Roboto has been a key part of Google's visual identity for years. It has perdured through time, even preceding the concept of Material Design — it was actually first introduced in 2011 with Android 4.0's Holo design language. As the company's visual identity matured, so has the typeface as it has adapted to a breadth of formats including bolder variants, a monospace variant, and even a serif variant. Its latest iteration, Roboto Flex, is meant to do exactly what its name suggests — to be flexible and work for everyone.
According to the Material Design blog, this is the biggest project Google Fonts has undertaken to date. Flex's base design was commissioned out to arthouse Font Bureau which did a lot of work under the hood. At first glance, you might not even see a difference compared to the standard, old-school Roboto Sans, but you'll definitely notice some adjustments when you blow up the scale.

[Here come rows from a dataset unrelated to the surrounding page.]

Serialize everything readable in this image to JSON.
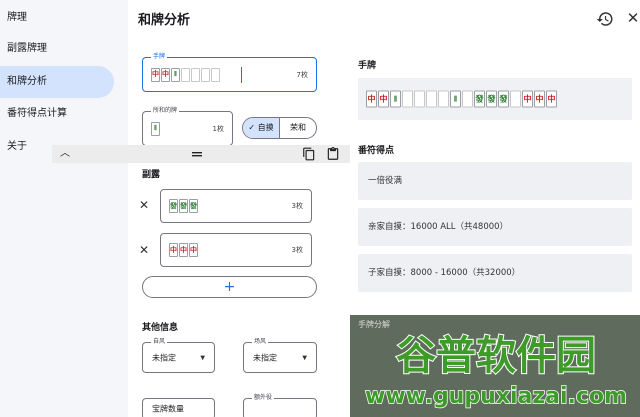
{
  "sidebar": {
    "items": [
      {
        "label": "牌理"
      },
      {
        "label": "副露牌理"
      },
      {
        "label": "和牌分析"
      },
      {
        "label": "番符得点计算"
      },
      {
        "label": "关于"
      }
    ]
  },
  "header": {
    "title": "和牌分析",
    "history_icon": "history-icon",
    "close_icon": "close-icon"
  },
  "hand_input": {
    "label": "手牌",
    "count": "7枚",
    "tiles": [
      {
        "glyph": "中",
        "color": "#c62828"
      },
      {
        "glyph": "中",
        "color": "#c62828"
      },
      {
        "glyph": "𝍪",
        "color": "#2e7d32"
      },
      {
        "glyph": "",
        "color": ""
      },
      {
        "glyph": "",
        "color": ""
      },
      {
        "glyph": "",
        "color": ""
      },
      {
        "glyph": "",
        "color": ""
      }
    ]
  },
  "winning_tile_input": {
    "label": "所和的牌",
    "count": "1枚",
    "tiles": [
      {
        "glyph": "𝍪",
        "color": "#2e7d32"
      }
    ]
  },
  "win_type": {
    "options": [
      "自摸",
      "荣和"
    ],
    "selected": "自摸"
  },
  "toolbar": {
    "collapse_icon": "chevron-up-icon",
    "drag_icon": "drag-handle-icon",
    "copy_icon": "copy-icon",
    "paste_icon": "paste-icon"
  },
  "melds": {
    "title": "副露",
    "items": [
      {
        "count": "3枚",
        "tiles": [
          {
            "glyph": "發",
            "color": "#2e7d32"
          },
          {
            "glyph": "發",
            "color": "#2e7d32"
          },
          {
            "glyph": "發",
            "color": "#2e7d32"
          }
        ]
      },
      {
        "count": "3枚",
        "tiles": [
          {
            "glyph": "中",
            "color": "#c62828"
          },
          {
            "glyph": "中",
            "color": "#c62828"
          },
          {
            "glyph": "中",
            "color": "#c62828"
          }
        ]
      }
    ],
    "add_label": "+"
  },
  "other_info": {
    "title": "其他信息",
    "round_wind": {
      "label": "自风",
      "value": "未指定"
    },
    "seat_wind": {
      "label": "场风",
      "value": "未指定"
    },
    "extra_yaku_label": "额外役",
    "dora_label": "宝牌数量"
  },
  "result": {
    "hand_title": "手牌",
    "hand_tiles": [
      {
        "glyph": "中",
        "color": "#c62828"
      },
      {
        "glyph": "中",
        "color": "#c62828"
      },
      {
        "glyph": "𝍪",
        "color": "#2e7d32"
      },
      {
        "glyph": "",
        "color": ""
      },
      {
        "glyph": "",
        "color": ""
      },
      {
        "glyph": "",
        "color": ""
      },
      {
        "glyph": "",
        "color": ""
      },
      {
        "glyph": "𝍪",
        "color": "#2e7d32"
      },
      {
        "glyph": "",
        "color": ""
      },
      {
        "glyph": "發",
        "color": "#2e7d32"
      },
      {
        "glyph": "發",
        "color": "#2e7d32"
      },
      {
        "glyph": "發",
        "color": "#2e7d32"
      },
      {
        "glyph": "",
        "color": ""
      },
      {
        "glyph": "中",
        "color": "#c62828"
      },
      {
        "glyph": "中",
        "color": "#c62828"
      },
      {
        "glyph": "中",
        "color": "#c62828"
      }
    ],
    "score_title": "番符得点",
    "cards": [
      "一倍役满",
      "亲家自摸：16000 ALL（共48000）",
      "子家自摸：8000 - 16000（共32000）"
    ],
    "breakdown_title": "手牌分解"
  },
  "watermark": {
    "text": "谷普软件园",
    "url": "www.gupuxiazai.com"
  },
  "colors": {
    "accent": "#1a73e8",
    "nav_active": "#d3e3fd",
    "dragon_red": "#c62828",
    "dragon_green": "#2e7d32",
    "watermark": "#3e9b2a"
  }
}
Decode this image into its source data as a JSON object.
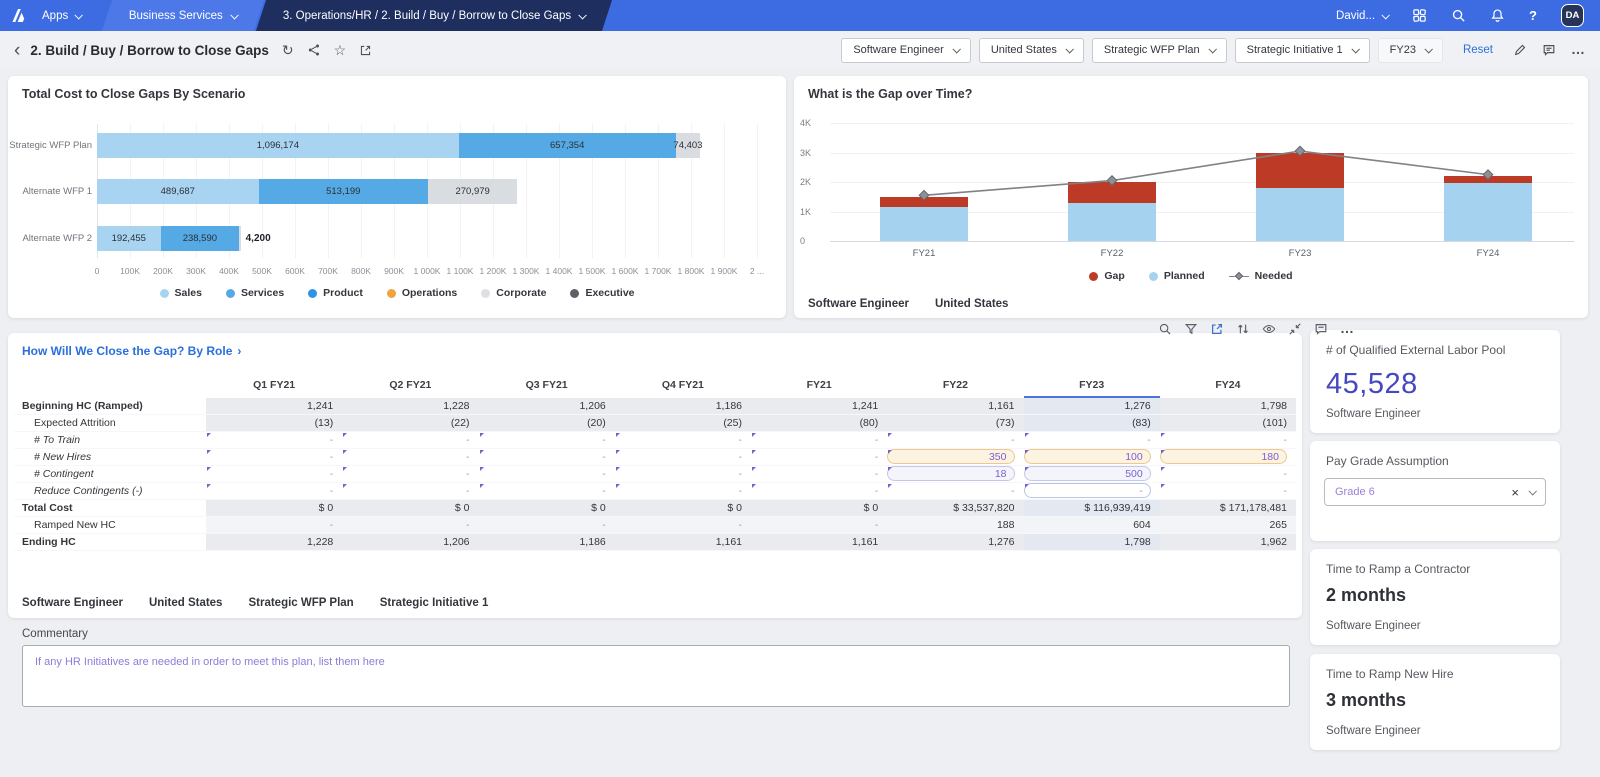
{
  "topnav": {
    "apps_label": "Apps",
    "workspace_tab": "Business Services",
    "page_tab": "3. Operations/HR / 2. Build / Buy / Borrow to Close Gaps",
    "user_label": "David...",
    "avatar_initials": "DA"
  },
  "page_header": {
    "title": "2. Build / Buy / Borrow to Close Gaps",
    "filters": [
      "Software Engineer",
      "United States",
      "Strategic WFP Plan",
      "Strategic Initiative 1",
      "FY23"
    ],
    "reset_label": "Reset"
  },
  "chart_data": [
    {
      "type": "bar",
      "orientation": "horizontal",
      "title": "Total Cost to Close Gaps By Scenario",
      "categories": [
        "Strategic WFP Plan",
        "Alternate WFP 1",
        "Alternate WFP 2"
      ],
      "series": [
        {
          "name": "Sales",
          "color": "#a9d4f1",
          "values": [
            1096174,
            489687,
            192455
          ],
          "labels": [
            "1,096,174",
            "489,687",
            "192,455"
          ]
        },
        {
          "name": "Services",
          "color": "#55aae6",
          "values": [
            657354,
            513199,
            238590
          ],
          "labels": [
            "657,354",
            "513,199",
            "238,590"
          ]
        },
        {
          "name": "Corporate",
          "color": "#d9dce1",
          "values": [
            74403,
            270979,
            4200
          ],
          "labels": [
            "74,403",
            "270,979",
            "4,200"
          ]
        }
      ],
      "xlim": [
        0,
        2000000
      ],
      "x_ticks": [
        "0",
        "100K",
        "200K",
        "300K",
        "400K",
        "500K",
        "600K",
        "700K",
        "800K",
        "900K",
        "1 000K",
        "1 100K",
        "1 200K",
        "1 300K",
        "1 400K",
        "1 500K",
        "1 600K",
        "1 700K",
        "1 800K",
        "1 900K",
        "2 ..."
      ],
      "grid": true,
      "legend_position": "bottom",
      "legend": [
        {
          "label": "Sales",
          "color": "#a9d4f1"
        },
        {
          "label": "Services",
          "color": "#55aae6"
        },
        {
          "label": "Product",
          "color": "#2e93e6"
        },
        {
          "label": "Operations",
          "color": "#f0a23c"
        },
        {
          "label": "Corporate",
          "color": "#dcdfe3"
        },
        {
          "label": "Executive",
          "color": "#5d6167"
        }
      ]
    },
    {
      "type": "bar",
      "subtype": "stacked-bars-with-line",
      "title": "What is the Gap over Time?",
      "categories": [
        "FY21",
        "FY22",
        "FY23",
        "FY24"
      ],
      "series": [
        {
          "name": "Planned",
          "type": "bar",
          "color": "#a5d2ef",
          "values": [
            1150,
            1300,
            1800,
            1950
          ]
        },
        {
          "name": "Gap",
          "type": "bar",
          "color": "#bd3a26",
          "values": [
            350,
            700,
            1200,
            250
          ]
        },
        {
          "name": "Needed",
          "type": "line",
          "color": "#85888d",
          "values": [
            1550,
            2050,
            3050,
            2250
          ]
        }
      ],
      "ylim": [
        0,
        4000
      ],
      "y_ticks": [
        "0",
        "1K",
        "2K",
        "3K",
        "4K"
      ],
      "grid": true,
      "legend_position": "bottom",
      "legend": [
        {
          "label": "Gap",
          "color": "#bd3a26",
          "marker": "circle"
        },
        {
          "label": "Planned",
          "color": "#a5d2ef",
          "marker": "circle"
        },
        {
          "label": "Needed",
          "color": "#85888d",
          "marker": "diamond"
        }
      ],
      "context": [
        "Software Engineer",
        "United States"
      ]
    }
  ],
  "grid": {
    "title": "How Will We Close the Gap? By Role",
    "link_arrow": "›",
    "columns": [
      "Q1 FY21",
      "Q2 FY21",
      "Q3 FY21",
      "Q4 FY21",
      "FY21",
      "FY22",
      "FY23",
      "FY24"
    ],
    "selected_column_index": 6,
    "rows": [
      {
        "label": "Beginning HC (Ramped)",
        "bold": true,
        "shade": "dark",
        "values": [
          "1,241",
          "1,228",
          "1,206",
          "1,186",
          "1,241",
          "1,161",
          "1,276",
          "1,798"
        ]
      },
      {
        "label": "Expected Attrition",
        "indent": true,
        "shade": "dark",
        "values": [
          "(13)",
          "(22)",
          "(20)",
          "(25)",
          "(80)",
          "(73)",
          "(83)",
          "(101)"
        ]
      },
      {
        "label": "# To Train",
        "indent": true,
        "editable": true,
        "values": [
          "-",
          "-",
          "-",
          "-",
          "-",
          "-",
          "-",
          "-"
        ]
      },
      {
        "label": "# New Hires",
        "indent": true,
        "editable": true,
        "values": [
          "-",
          "-",
          "-",
          "-",
          "-",
          "350",
          "100",
          "180"
        ],
        "pills": {
          "5": "orange",
          "6": "orange",
          "7": "orange"
        }
      },
      {
        "label": "# Contingent",
        "indent": true,
        "editable": true,
        "values": [
          "-",
          "-",
          "-",
          "-",
          "-",
          "18",
          "500",
          "-"
        ],
        "pills": {
          "5": "lavender",
          "6": "lavender"
        }
      },
      {
        "label": "Reduce Contingents (-)",
        "indent": true,
        "editable": true,
        "values": [
          "-",
          "-",
          "-",
          "-",
          "-",
          "-",
          "-",
          "-"
        ],
        "pills": {
          "6": "selected"
        }
      },
      {
        "label": "Total Cost",
        "bold": true,
        "shade": "dark",
        "values": [
          "$ 0",
          "$ 0",
          "$ 0",
          "$ 0",
          "$ 0",
          "$ 33,537,820",
          "$ 116,939,419",
          "$ 171,178,481"
        ]
      },
      {
        "label": "Ramped New HC",
        "indent": true,
        "shade": "light",
        "values": [
          "-",
          "-",
          "-",
          "-",
          "-",
          "188",
          "604",
          "265"
        ]
      },
      {
        "label": "Ending HC",
        "bold": true,
        "shade": "dark",
        "values": [
          "1,228",
          "1,206",
          "1,186",
          "1,161",
          "1,161",
          "1,276",
          "1,798",
          "1,962"
        ]
      }
    ],
    "context_tags": [
      "Software Engineer",
      "United States",
      "Strategic WFP Plan",
      "Strategic Initiative 1"
    ]
  },
  "commentary": {
    "label": "Commentary",
    "placeholder": "If any HR Initiatives are needed in order to meet this plan, list them here"
  },
  "kpis": {
    "labor_pool": {
      "title": "# of Qualified External Labor Pool",
      "value": "45,528",
      "subtitle": "Software Engineer"
    },
    "pay_grade": {
      "title": "Pay Grade Assumption",
      "value": "Grade 6"
    },
    "contractor_ramp": {
      "title": "Time to Ramp a Contractor",
      "value": "2 months",
      "subtitle": "Software Engineer"
    },
    "new_hire_ramp": {
      "title": "Time to Ramp New Hire",
      "value": "3 months",
      "subtitle": "Software Engineer"
    }
  }
}
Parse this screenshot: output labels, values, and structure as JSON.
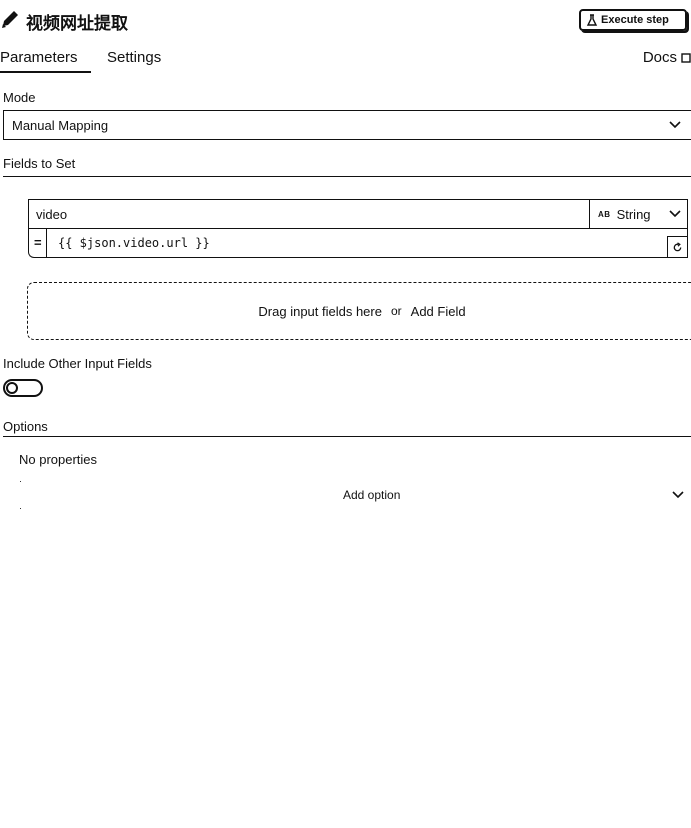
{
  "header": {
    "title": "视频网址提取",
    "execute_label": "Execute step"
  },
  "tabs": {
    "parameters": "Parameters",
    "settings": "Settings",
    "docs": "Docs"
  },
  "mode": {
    "label": "Mode",
    "value": "Manual Mapping"
  },
  "fields_to_set": {
    "label": "Fields to Set",
    "field": {
      "name": "video",
      "type_badge": "AB",
      "type": "String",
      "equals": "=",
      "value": "{{ $json.video.url }}"
    },
    "dropzone": {
      "drag_text": "Drag input fields here",
      "or_text": "or",
      "add_field": "Add Field"
    }
  },
  "include_other": {
    "label": "Include Other Input Fields",
    "enabled": false
  },
  "options": {
    "label": "Options",
    "empty_text": "No properties",
    "add_option": "Add option"
  },
  "icons": [
    "pencil-icon",
    "flask-icon",
    "external-link-icon",
    "chevron-down-icon",
    "reset-icon"
  ]
}
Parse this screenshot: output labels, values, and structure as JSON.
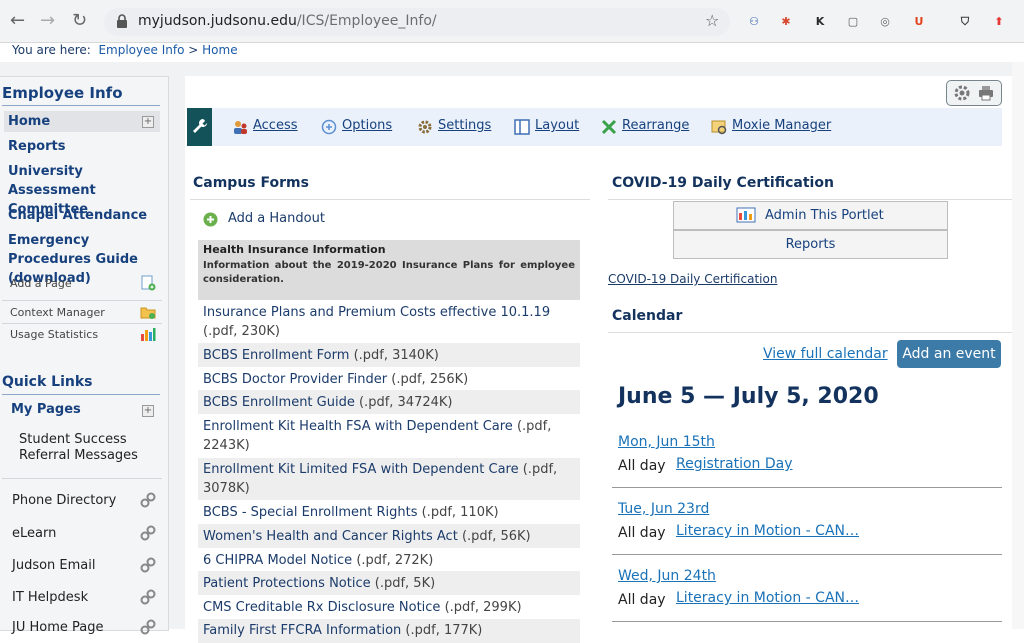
{
  "browser": {
    "url_host": "myjudson.judsonu.edu",
    "url_path": "/ICS/Employee_Info/",
    "extensions": [
      {
        "name": "ext-badge-blue",
        "color": "#2a56a6",
        "glyph": "⚇"
      },
      {
        "name": "ext-flame",
        "color": "#d5462a",
        "glyph": "✱"
      },
      {
        "name": "ext-k",
        "color": "#2b2b2b",
        "glyph": "K"
      },
      {
        "name": "ext-frame",
        "color": "#555555",
        "glyph": "▢"
      },
      {
        "name": "ext-swirl",
        "color": "#666666",
        "glyph": "◎"
      },
      {
        "name": "ext-u",
        "color": "#e2441f",
        "glyph": "U"
      },
      {
        "name": "ext-shield",
        "color": "#3a3a3a",
        "glyph": "⛉"
      },
      {
        "name": "ext-red-up",
        "color": "#e53935",
        "glyph": "⬆"
      }
    ]
  },
  "breadcrumb": {
    "prefix": "You are here:",
    "part1": "Employee Info",
    "sep": ">",
    "part2": "Home"
  },
  "sidebar": {
    "heading": "Employee Info",
    "items": [
      {
        "label": "Home"
      },
      {
        "label": "Reports"
      },
      {
        "label": "University Assessment Committee"
      },
      {
        "label": "Chapel Attendance"
      },
      {
        "label": "Emergency Procedures Guide (download)"
      }
    ],
    "tools": [
      "Add a Page",
      "Context Manager",
      "Usage Statistics"
    ],
    "quick_links_heading": "Quick Links",
    "my_pages": "My Pages",
    "student_success": "Student Success Referral Messages",
    "links": [
      "Phone Directory",
      "eLearn",
      "Judson Email",
      "IT Helpdesk",
      "JU Home Page"
    ]
  },
  "toolbar": {
    "items": [
      "Access",
      "Options",
      "Settings",
      "Layout",
      "Rearrange",
      "Moxie Manager"
    ]
  },
  "campus_forms": {
    "title": "Campus Forms",
    "add_handout": "Add a Handout",
    "hi_title": "Health Insurance Information",
    "hi_desc": "Information about the 2019-2020 Insurance Plans for employee consideration.",
    "rows": [
      {
        "label": "Insurance Plans and Premium Costs effective 10.1.19",
        "meta": "(.pdf, 230K)"
      },
      {
        "label": "BCBS Enrollment Form",
        "meta": "(.pdf, 3140K)"
      },
      {
        "label": "BCBS Doctor Provider Finder",
        "meta": "(.pdf, 256K)"
      },
      {
        "label": "BCBS Enrollment Guide",
        "meta": "(.pdf, 34724K)"
      },
      {
        "label": "Enrollment Kit Health FSA with Dependent Care",
        "meta": "(.pdf, 2243K)"
      },
      {
        "label": "Enrollment Kit Limited FSA with Dependent Care",
        "meta": "(.pdf, 3078K)"
      },
      {
        "label": "BCBS - Special Enrollment Rights",
        "meta": "(.pdf, 110K)"
      },
      {
        "label": "Women's Health and Cancer Rights Act",
        "meta": "(.pdf, 56K)"
      },
      {
        "label": "6 CHIPRA Model Notice",
        "meta": "(.pdf, 272K)"
      },
      {
        "label": "Patient Protections Notice",
        "meta": "(.pdf, 5K)"
      },
      {
        "label": "CMS Creditable Rx Disclosure Notice",
        "meta": "(.pdf, 299K)"
      },
      {
        "label": "Family First FFCRA Information",
        "meta": "(.pdf, 177K)"
      }
    ]
  },
  "covid": {
    "title": "COVID-19 Daily Certification",
    "admin_btn": "Admin This Portlet",
    "reports_btn": "Reports",
    "link": "COVID-19 Daily Certification"
  },
  "calendar": {
    "title": "Calendar",
    "view_full": "View full calendar",
    "add_event": "Add an event",
    "range": "June 5 — July 5, 2020",
    "all_day": "All day",
    "events": [
      {
        "date": "Mon, Jun 15th",
        "name": "Registration Day"
      },
      {
        "date": "Tue, Jun 23rd",
        "name": "Literacy in Motion - CAN…"
      },
      {
        "date": "Wed, Jun 24th",
        "name": "Literacy in Motion - CAN…"
      }
    ]
  }
}
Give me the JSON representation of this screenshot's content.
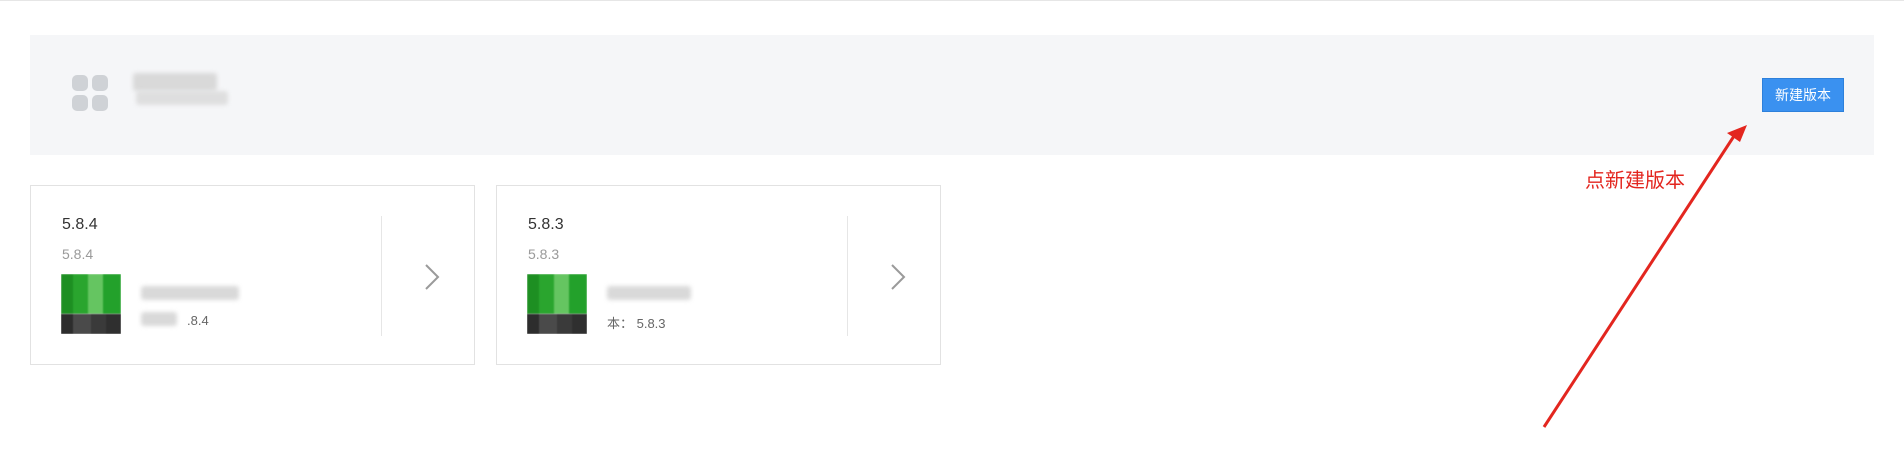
{
  "header": {
    "new_version_button": "新建版本"
  },
  "annotation": {
    "text": "点新建版本",
    "color": "#e3261f"
  },
  "versions": [
    {
      "title": "5.8.4",
      "subtitle": "5.8.4",
      "version_line": ".8.4"
    },
    {
      "title": "5.8.3",
      "subtitle": "5.8.3",
      "version_line": "本：   5.8.3"
    }
  ],
  "colors": {
    "button_blue": "#3a91f0",
    "header_background": "#f5f6f8"
  },
  "icons": {
    "app": "app-grid-icon",
    "card_arrow": "chevron-right-icon"
  }
}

It has five tweakable axes — weight, width, optical size, grade, and slant — allowing your text to be as bold, wide, or narrow as you need. It also has several parametric axes allowing you to tweak even the smallest detail of every letter. Without getting too much into the technical ins and outs of how this font works (the original post is probably a better read anyway if you're interested in knowing more), what this means is that Roboto Flex is meant to be a sans font that can be tweaked to work for any designer and for all kinds of work. On the web development side, moving different weights and styles of Roboto from their own font files into a highly-customizable single file can help load times massively.
If you're a designer and you want to see just how versatile this font is, you can download it now for free from the Google Fonts website. The lookbook is pretty awesome, too.